- Во-первых, уточним: в Бреслау окружено не сорок, а пятьдесят тысяч войск, - отвечал маршал, нетерпеливо посматривая на вереницы машин, теснящихся у спуска к реке. - А во-вторых, новая тактика обороны противника продиктована, вероятно, плачевным положением, сложившимся для него на фронте, - продолжал он, раздельно произнося слова и давая мне возможность записать их. - Противник то ли из-за недостатка времени, то ли от нехватки сил и средств отказался от строительства укрепленных районов и рубежей. Даже здесь, на Одере, мы не дали ему возможности закончить строить сплошные эшелонированные оборонительные рубежи. Бетон дотов даже не застыл: тесто. Вот, по-моему, откуда появилась эта в общем-то, вздорная идея... Но все же надо учитывать, что противник сейчас, во всяком случае на нашем участке, стал делать ставку на укрепленные города. На города-крепости с двойным - внутренним и внешним - обводом, с развитой системой инженерных сооружений. И гарнизоны этих городов получают приказы стоять насмерть. Вы представьте себе, сколько сил, средств потребовалось бы, чтобы, ну, скажем, штурмовать такой город, как Бреслау! В уличных боях мы потеряли бы массу людей и техники.

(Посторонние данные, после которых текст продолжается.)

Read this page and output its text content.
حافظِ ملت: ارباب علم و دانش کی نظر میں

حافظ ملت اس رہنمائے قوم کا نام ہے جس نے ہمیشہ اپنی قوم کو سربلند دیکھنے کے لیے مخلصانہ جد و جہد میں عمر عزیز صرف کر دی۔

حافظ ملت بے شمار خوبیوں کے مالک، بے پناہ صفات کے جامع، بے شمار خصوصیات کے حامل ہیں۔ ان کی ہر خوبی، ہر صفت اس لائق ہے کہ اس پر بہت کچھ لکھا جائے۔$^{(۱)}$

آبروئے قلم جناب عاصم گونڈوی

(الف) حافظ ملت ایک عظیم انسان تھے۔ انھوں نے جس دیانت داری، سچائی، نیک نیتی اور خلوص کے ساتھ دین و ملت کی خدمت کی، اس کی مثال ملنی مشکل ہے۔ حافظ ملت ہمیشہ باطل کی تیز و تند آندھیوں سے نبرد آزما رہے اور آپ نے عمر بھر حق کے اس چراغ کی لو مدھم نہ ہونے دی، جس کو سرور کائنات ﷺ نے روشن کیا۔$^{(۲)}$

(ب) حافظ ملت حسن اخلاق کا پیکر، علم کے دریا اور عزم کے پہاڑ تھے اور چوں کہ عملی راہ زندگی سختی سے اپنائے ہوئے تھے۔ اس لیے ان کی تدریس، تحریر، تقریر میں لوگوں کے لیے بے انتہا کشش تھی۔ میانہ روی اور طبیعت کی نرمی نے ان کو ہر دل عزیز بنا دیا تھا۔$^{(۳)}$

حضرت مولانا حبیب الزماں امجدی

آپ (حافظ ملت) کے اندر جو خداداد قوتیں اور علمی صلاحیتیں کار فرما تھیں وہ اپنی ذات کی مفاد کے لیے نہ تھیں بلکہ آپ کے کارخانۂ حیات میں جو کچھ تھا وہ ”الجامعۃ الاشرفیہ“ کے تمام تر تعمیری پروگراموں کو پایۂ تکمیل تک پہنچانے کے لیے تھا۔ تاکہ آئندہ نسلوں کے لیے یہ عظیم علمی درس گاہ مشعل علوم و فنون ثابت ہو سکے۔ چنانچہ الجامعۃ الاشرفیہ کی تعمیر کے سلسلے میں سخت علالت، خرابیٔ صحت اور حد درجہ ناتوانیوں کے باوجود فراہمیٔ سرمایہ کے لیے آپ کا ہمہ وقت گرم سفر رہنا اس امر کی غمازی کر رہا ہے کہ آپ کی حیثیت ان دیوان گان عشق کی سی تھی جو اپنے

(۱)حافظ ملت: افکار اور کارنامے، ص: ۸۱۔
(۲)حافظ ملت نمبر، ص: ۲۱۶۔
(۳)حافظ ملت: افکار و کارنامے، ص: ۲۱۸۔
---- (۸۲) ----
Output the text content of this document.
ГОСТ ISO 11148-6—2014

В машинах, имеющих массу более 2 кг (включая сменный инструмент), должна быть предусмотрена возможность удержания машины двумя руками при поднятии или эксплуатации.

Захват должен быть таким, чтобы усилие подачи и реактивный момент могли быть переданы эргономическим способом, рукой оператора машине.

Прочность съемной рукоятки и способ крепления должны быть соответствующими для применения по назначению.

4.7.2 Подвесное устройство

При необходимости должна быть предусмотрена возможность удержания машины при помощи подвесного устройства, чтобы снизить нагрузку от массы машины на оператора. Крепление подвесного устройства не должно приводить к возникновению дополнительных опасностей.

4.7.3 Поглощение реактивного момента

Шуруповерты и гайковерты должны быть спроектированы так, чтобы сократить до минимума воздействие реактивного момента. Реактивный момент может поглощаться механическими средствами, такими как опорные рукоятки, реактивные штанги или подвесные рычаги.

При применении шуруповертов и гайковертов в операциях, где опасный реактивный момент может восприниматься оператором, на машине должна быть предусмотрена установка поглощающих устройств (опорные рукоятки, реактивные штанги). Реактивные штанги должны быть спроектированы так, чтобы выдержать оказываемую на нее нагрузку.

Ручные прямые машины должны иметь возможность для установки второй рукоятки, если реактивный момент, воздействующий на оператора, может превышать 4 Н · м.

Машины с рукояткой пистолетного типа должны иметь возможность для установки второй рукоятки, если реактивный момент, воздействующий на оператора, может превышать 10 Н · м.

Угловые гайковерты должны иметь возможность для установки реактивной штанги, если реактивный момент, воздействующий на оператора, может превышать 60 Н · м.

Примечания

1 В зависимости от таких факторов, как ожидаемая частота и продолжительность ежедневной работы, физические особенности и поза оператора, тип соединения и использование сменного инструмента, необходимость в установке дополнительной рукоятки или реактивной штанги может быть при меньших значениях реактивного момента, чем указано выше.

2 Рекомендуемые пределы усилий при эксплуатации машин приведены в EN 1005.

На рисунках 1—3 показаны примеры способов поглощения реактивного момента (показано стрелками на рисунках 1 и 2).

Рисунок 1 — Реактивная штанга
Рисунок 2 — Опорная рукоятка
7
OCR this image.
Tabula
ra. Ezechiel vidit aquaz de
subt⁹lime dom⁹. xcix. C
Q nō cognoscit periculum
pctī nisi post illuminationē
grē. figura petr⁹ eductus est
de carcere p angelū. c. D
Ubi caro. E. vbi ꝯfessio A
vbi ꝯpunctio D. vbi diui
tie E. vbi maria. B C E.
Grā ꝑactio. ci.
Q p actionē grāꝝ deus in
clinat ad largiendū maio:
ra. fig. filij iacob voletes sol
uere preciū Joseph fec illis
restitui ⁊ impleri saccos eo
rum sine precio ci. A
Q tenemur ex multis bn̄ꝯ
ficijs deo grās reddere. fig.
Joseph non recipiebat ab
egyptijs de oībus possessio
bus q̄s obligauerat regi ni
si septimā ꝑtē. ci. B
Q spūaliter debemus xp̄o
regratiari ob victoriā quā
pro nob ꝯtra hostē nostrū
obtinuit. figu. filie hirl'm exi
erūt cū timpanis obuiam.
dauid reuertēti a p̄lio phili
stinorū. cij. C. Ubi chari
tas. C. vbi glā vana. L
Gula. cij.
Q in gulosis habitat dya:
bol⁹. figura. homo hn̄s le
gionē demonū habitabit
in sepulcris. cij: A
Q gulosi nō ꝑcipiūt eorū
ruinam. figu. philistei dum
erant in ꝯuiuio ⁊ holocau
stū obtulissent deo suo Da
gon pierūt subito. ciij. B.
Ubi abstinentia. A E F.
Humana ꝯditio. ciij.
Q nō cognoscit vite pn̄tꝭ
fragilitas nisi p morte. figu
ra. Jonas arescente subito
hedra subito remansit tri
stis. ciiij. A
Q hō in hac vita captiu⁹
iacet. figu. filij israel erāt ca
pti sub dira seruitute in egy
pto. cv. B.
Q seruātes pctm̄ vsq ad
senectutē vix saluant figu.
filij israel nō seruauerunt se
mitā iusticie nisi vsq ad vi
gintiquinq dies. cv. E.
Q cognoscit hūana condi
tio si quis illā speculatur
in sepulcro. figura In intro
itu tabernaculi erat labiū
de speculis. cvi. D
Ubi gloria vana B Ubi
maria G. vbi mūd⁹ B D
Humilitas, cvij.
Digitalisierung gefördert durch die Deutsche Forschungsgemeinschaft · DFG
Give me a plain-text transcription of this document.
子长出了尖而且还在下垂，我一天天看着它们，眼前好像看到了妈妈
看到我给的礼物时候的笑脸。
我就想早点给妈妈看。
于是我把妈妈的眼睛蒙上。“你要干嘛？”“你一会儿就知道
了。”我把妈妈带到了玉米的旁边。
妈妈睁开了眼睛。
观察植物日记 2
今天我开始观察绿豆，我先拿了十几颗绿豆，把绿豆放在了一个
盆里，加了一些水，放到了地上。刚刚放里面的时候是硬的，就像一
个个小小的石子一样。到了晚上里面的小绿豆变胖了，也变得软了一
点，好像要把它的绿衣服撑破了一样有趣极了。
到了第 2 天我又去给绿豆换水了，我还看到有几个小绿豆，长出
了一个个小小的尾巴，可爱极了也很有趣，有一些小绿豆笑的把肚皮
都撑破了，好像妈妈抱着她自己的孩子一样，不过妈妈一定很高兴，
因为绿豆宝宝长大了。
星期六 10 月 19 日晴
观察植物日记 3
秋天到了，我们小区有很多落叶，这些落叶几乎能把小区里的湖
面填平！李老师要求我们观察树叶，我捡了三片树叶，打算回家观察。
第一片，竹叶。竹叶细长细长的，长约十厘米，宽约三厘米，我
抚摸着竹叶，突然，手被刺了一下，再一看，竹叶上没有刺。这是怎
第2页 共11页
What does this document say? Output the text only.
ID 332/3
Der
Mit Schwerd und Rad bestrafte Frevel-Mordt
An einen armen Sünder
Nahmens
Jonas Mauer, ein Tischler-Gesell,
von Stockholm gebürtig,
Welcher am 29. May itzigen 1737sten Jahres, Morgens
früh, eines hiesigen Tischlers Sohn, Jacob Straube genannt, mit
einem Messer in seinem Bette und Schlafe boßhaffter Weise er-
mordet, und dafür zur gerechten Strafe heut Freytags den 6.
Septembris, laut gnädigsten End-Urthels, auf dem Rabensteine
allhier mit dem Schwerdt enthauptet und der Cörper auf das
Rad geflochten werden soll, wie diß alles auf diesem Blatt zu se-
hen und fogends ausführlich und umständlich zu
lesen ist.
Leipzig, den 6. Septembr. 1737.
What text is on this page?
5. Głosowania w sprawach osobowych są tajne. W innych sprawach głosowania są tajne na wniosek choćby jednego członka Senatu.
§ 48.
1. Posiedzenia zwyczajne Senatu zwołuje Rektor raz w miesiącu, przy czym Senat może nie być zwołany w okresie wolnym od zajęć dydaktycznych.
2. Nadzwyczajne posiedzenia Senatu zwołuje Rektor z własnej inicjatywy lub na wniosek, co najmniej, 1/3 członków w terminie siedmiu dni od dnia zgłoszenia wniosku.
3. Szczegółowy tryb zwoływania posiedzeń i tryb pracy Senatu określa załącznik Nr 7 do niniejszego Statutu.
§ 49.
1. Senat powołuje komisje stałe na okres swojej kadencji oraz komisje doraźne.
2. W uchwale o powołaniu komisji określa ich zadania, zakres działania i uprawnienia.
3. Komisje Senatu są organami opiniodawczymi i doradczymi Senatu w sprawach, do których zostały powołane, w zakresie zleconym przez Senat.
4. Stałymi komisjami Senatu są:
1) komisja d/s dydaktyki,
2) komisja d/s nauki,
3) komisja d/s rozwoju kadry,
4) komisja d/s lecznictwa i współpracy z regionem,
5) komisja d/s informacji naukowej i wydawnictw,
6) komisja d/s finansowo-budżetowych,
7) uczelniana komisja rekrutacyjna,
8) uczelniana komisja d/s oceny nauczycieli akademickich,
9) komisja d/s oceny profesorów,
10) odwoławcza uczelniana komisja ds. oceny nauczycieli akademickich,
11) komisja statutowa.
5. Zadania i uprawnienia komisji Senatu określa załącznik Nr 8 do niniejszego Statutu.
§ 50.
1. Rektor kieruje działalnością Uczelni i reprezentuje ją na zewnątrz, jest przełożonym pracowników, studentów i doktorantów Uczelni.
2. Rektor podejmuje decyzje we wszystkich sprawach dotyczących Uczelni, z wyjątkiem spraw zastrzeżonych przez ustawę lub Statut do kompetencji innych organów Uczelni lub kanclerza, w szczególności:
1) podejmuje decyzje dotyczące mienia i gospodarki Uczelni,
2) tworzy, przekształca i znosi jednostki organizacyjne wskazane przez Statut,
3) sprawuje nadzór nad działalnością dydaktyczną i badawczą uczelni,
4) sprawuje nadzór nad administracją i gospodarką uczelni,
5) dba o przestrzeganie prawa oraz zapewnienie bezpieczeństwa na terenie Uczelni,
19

Командующий нетерпеливо посмотрел на реку:
- Соломахин, скоро там?
- Сейчас, товарищ маршал, вот только госпитальные машины пройдут.
- Так вот, на этот новый яд мы, так сказать, нашли противоядие, продолжал маршал. - Мы обходим эти города и блокируем их. Гарнизон оказывается как бы в мешке. И мы крепко завязываем этот мешок. Выставив надежный заслон, продолжаем наступление. Практически часть войск противника оказывается выведенной из активной игры. Она нам рук не связывает. Немецкие генералы, конечно, люди опытные, хитрые. Но мы хитрее. А на войне, как вы знаете, хитрый и сильного пересилит. Вот и сейчас они уже обеспокоились, атакуют извне Глуздовского, окружившего Бреслау. Хотят выручить гарнизон. Но ничего не выходит. Мешок-то крепко завязан. Не дадим развязать. Понятно это вам, товарищ писатель? Смекаете?
- Товарищ командующий, путь очищен.
- Вижу. Интервью считаю законченным.
Так в финале войны против новой тактики, примененной противником в обороне, была использована новая тактика в наступлении.
СВИДАНИЕ С СИКСТИНСКОЙ МАДОННОЙ
Еще в памятную для меня ночь под Калинином Иван Степанович Конев, у которого в ту тяжелую пору было, как говорится, хлопот полон рот, удивил меня интересом к культурным ценностям древнего русского города и заботой о них.
- Прошли мы сегодня с секретарем обкома Иваном Павловичем Бойцовым по улицам, - рассказывал он тогда. - Сердце кровью обливалось, что они сделали с вашим городом. Ваш театр. Он теперь сам похож на декорацию. А Екатерининский путевой дворец, что у Волги, его ведь Матвей Казаков строил. Так? И надо же, взорвали. Чем он им помешал? Это хорошо еще, что мы их быстро изгнали из города...
При штурме Львова артиллеристам был дан приказ по историческому центру города не бить. При освобождении Ченстохова командующий лично направил на самолете двух опытных офицеров-разведчиков с чрезвычайными полномочиями: организовать разминирование церкви Ясногурского монастыря, где хранилась известная католическая святыня - икона божьей матери. Офицеры получили приказ до подхода основных стрелковых частей организовать охрану этой знаменитой иконы. В Кракове вся операция по освобождению города была разработана так, чтобы не дать отступающим минировать и взрывать здания, а артиллеристы получили приказ не бить по зданиям крепости Вавель, хотя это была настоящая и очень мощная для своего, да и для нашего времени крепость.
Когда армии фронта начали бои на землях Саксонии, заботой командующего стал Дрезден, красивейший город на Эльбе. Конев по альбомам изучал этот город, знал, что в центре его во дворце Цвингер находится знаменитая художественная коллекция, стоящая по своему значению где-то рядом с нашим Эрмитажем, Британским музеем, французским Лувром.
Авиация западных союзников в феврале совершила на Дрезден два гигантских налета. Тысячи самолетов две ночи обрушивали на город бомбы разных калибров.
Разведчики докладывали, что центр города - сплошные руины. Улицы превращены в развалины, почти недоступные для движения транспорта, под руинами погребены многие тысячи трупов, которые с наступлением теплой весенней погоды стали разлагаться.
Дворец Цвингер, который, если судить по художественным репродукциям, выглядел как изысканнейшее каменное кружево, представлял собой сплошную развалину, по которой трудно было даже угадать его контуры.